Use this prompt-only skill when a user wants a simple household card that shows which remotes exist, where they live, what battery size they use, and where spare batteries are stored. The deliverable is a printable or copyable room-by-room map that reduces guessing and repeat store trips.

This skill is for basic labeling and household organization only. It does not troubleshoot remotes, repair devices, diagnose power problems, compare battery chemistry, or advise on damaged batteries.

Safety Boundary

Stay within basic labeling. Do not give device repair instructions, battery chemistry advice, corrosion cleanup guidance, charging advice, electrical testing steps, disposal rules, or advice for leaking, hot, swollen, damaged, or unusual batteries.

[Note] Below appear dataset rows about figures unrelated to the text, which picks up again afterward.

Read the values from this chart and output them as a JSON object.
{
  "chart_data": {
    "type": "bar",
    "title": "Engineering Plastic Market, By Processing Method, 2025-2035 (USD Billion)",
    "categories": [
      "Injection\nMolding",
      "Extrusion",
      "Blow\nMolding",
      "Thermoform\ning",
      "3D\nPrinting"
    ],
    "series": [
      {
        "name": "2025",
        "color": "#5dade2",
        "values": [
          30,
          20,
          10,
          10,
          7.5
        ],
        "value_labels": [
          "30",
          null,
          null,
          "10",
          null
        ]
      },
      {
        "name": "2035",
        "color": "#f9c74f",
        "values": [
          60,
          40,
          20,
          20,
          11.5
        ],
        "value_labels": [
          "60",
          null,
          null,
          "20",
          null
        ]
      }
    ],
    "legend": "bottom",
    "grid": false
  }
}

If a remote, battery door, or battery looks damaged, stuck, leaking, hot, swollen, or unsafe, do not continue with hands-on steps. Mark it as "do not label from inspection" and tell the user to use known written information, the device manual, or qualified help instead.

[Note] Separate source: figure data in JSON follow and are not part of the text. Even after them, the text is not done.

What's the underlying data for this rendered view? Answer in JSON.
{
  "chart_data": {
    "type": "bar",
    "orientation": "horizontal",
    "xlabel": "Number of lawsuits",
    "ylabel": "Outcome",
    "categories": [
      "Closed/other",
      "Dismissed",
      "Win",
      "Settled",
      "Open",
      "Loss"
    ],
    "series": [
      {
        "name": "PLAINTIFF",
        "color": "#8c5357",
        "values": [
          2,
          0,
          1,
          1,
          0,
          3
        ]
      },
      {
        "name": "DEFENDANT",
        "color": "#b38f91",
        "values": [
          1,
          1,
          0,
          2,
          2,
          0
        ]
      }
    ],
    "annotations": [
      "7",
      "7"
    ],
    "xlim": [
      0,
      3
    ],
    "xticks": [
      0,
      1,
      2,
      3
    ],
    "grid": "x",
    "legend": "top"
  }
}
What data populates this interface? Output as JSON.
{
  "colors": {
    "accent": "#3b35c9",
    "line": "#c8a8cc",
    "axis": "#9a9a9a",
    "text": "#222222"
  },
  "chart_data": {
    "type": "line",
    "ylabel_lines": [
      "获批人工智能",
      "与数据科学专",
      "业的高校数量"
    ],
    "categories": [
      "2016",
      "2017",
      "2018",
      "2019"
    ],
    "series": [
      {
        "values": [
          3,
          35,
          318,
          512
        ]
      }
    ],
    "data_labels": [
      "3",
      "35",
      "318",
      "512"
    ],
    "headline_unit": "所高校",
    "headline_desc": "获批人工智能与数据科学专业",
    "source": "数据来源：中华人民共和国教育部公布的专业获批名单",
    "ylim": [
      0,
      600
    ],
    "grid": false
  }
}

Do not ask the user to force a compartment, pry open a device, use tools, clean contacts, reset electronics, or test batteries. The card should only record information the user already knows or can read safely from a visible label, manual, package, or ordinary battery compartment.

Core Principles

  • Map remotes by room first, then by device.
  • Record only safe, visible, or already-known battery information.
  • Use plain labels such as "TV remote - AAA x2" or "fan remote - CR2032 x1" when known.
  • Include an "unknown" option instead of guessing.
  • Track spare count and spare location separately from the remote list.
  • Make the finished card easy to post inside a cabinet, media console, or utility drawer.

Required Inputs

Ask for practical household details:

  • Rooms or zones with remotes.
  • Remote names, such as TV, soundbar, fan, lights, projector, streaming box, heater, air conditioner, garage, or toy remote.
  • Where each remote normally lives.
  • Battery size and quantity if already known or safely visible.
  • Spare battery location.
  • Current spare counts for common sizes.
  • Label style: room card, drawer card, console sticker, or shopping checklist.
  • Whether any remote should be marked unknown or skipped.

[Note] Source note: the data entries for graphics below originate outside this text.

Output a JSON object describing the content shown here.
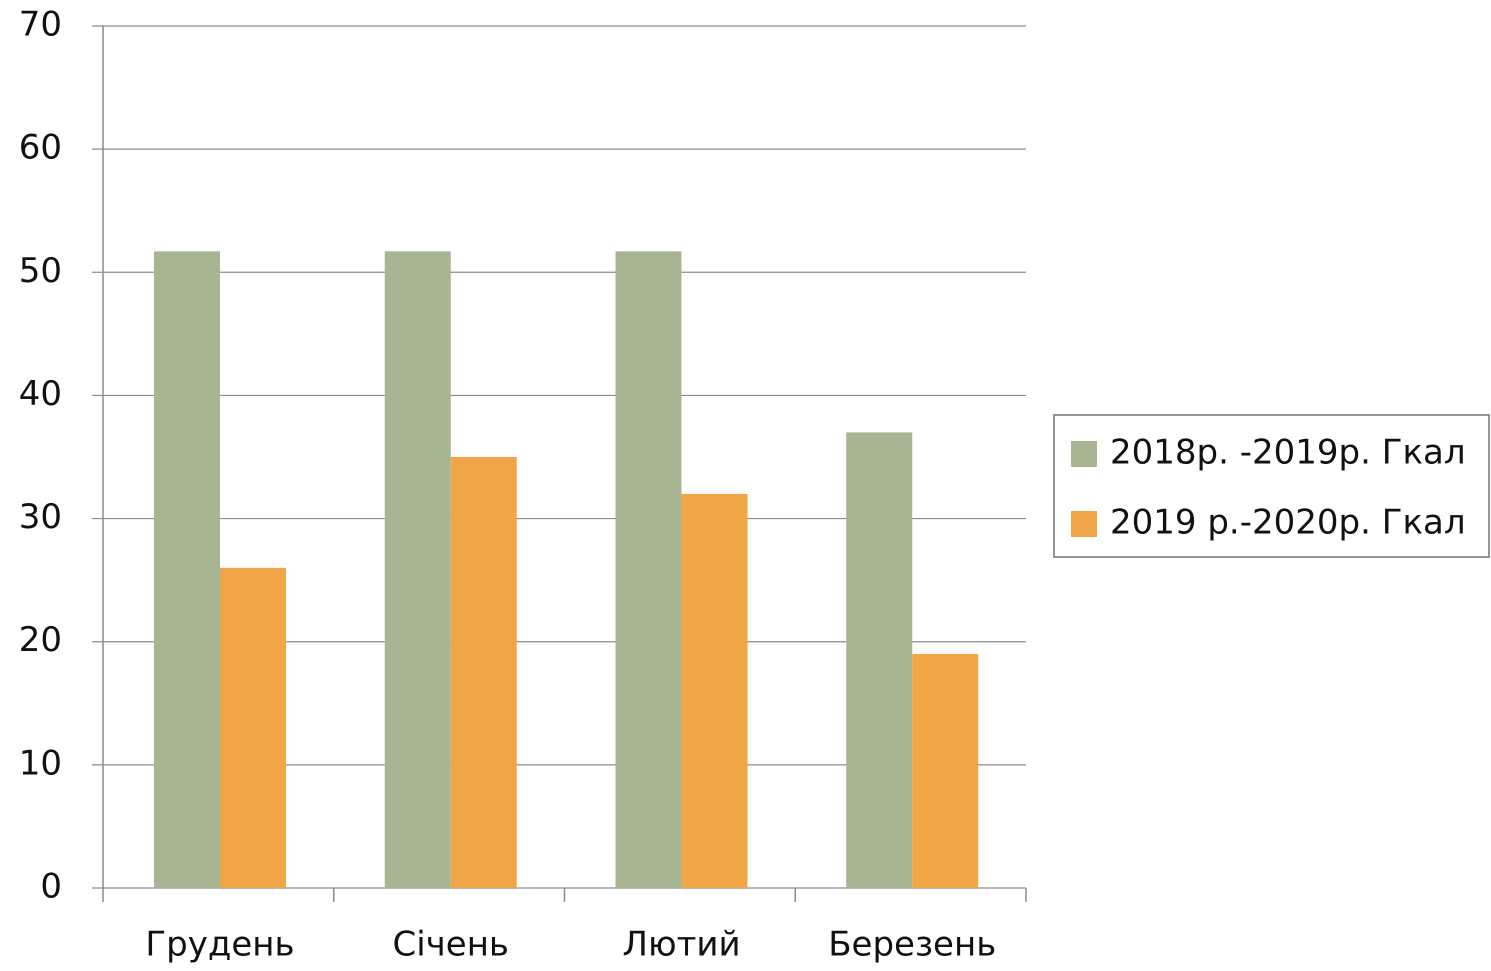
{
  "chart_data": {
    "type": "bar",
    "categories": [
      "Грудень",
      "Січень",
      "Лютий",
      "Березень"
    ],
    "series": [
      {
        "name": "2018р. -2019р. Гкал",
        "color": "#a7b592",
        "values": [
          51.7,
          51.7,
          51.7,
          37
        ]
      },
      {
        "name": "2019 р.-2020р. Гкал",
        "color": "#f0a546",
        "values": [
          26,
          35,
          32,
          19
        ]
      }
    ],
    "ylim": [
      0,
      70
    ],
    "yticks": [
      0,
      10,
      20,
      30,
      40,
      50,
      60,
      70
    ],
    "grid": true,
    "legend": "right"
  }
}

If the user does not know a battery size, leave it as "unknown" and add it to the safe follow-up list.

Workflow

  1. Choose zones. List rooms, drawers, consoles, baskets, or shelves where remotes live.
  2. Inventory remotes. For each zone, name every remote and the device it controls.
  3. Record known battery info. Add battery size and quantity only when the user already knows it or can read it safely without tools or force.
  4. Mark unknowns. Use "unknown" for unclear, damaged, missing, stuck, or unsafe remotes.
  5. Add spare station. Record where spare batteries are stored and the count for each relevant size.
  6. Create labels. Build short labels for remotes, bins, or drawers.
  7. Create replacement checklist. Add a quick checklist for replacing batteries and updating the spare count.
  8. Create shopping list. Summarize sizes that are low, empty, or unknown.

Output Format

Return a one-page remote-control battery map with these sections:

  1. Remote Map by Room
    • Room or zone
    • Remote name
    • Normal location
    • Battery size and quantity, or unknown
    • Label text
  2. Spare Battery Station
    • Spare storage location
    • Battery sizes to keep
    • Current count
    • Restock threshold
  3. Unknown or Skip List
    • Remote name
    • Reason: unknown, missing remote, stuck door, damaged, not safe to inspect, or not checked yet
    • Safe source to check later: manual, package, prior note, or household owner
  4. Replacement Checklist
    • Match label before opening package
    • Replace only when size is known
    • Update spare count
    • Put remote back in its home spot
    • Add used size to shopping list if below threshold
  5. Shopping Snapshot
    • Buy now
    • Check later
    • Already stocked
  6. Posting Plan
    • Where to place the card
    • Who updates it
    • Monthly or seasonal review date

Example Prompts

  • "Help me make a remote-control battery map for my living room and bedroom. I have a TV remote, soundbar remote, and ceiling fan remote."
  • "I keep buying the wrong batteries for our remotes. List every remote in the house and what size each needs."
  • "Give me a one-page battery map for my media console — I want to post it inside the cabinet door."

Quality Bar

A strong result is practical, short, and visible. It should help a household identify remote battery needs without guessing, repairing devices, discussing battery chemistry, or handling questionable batteries.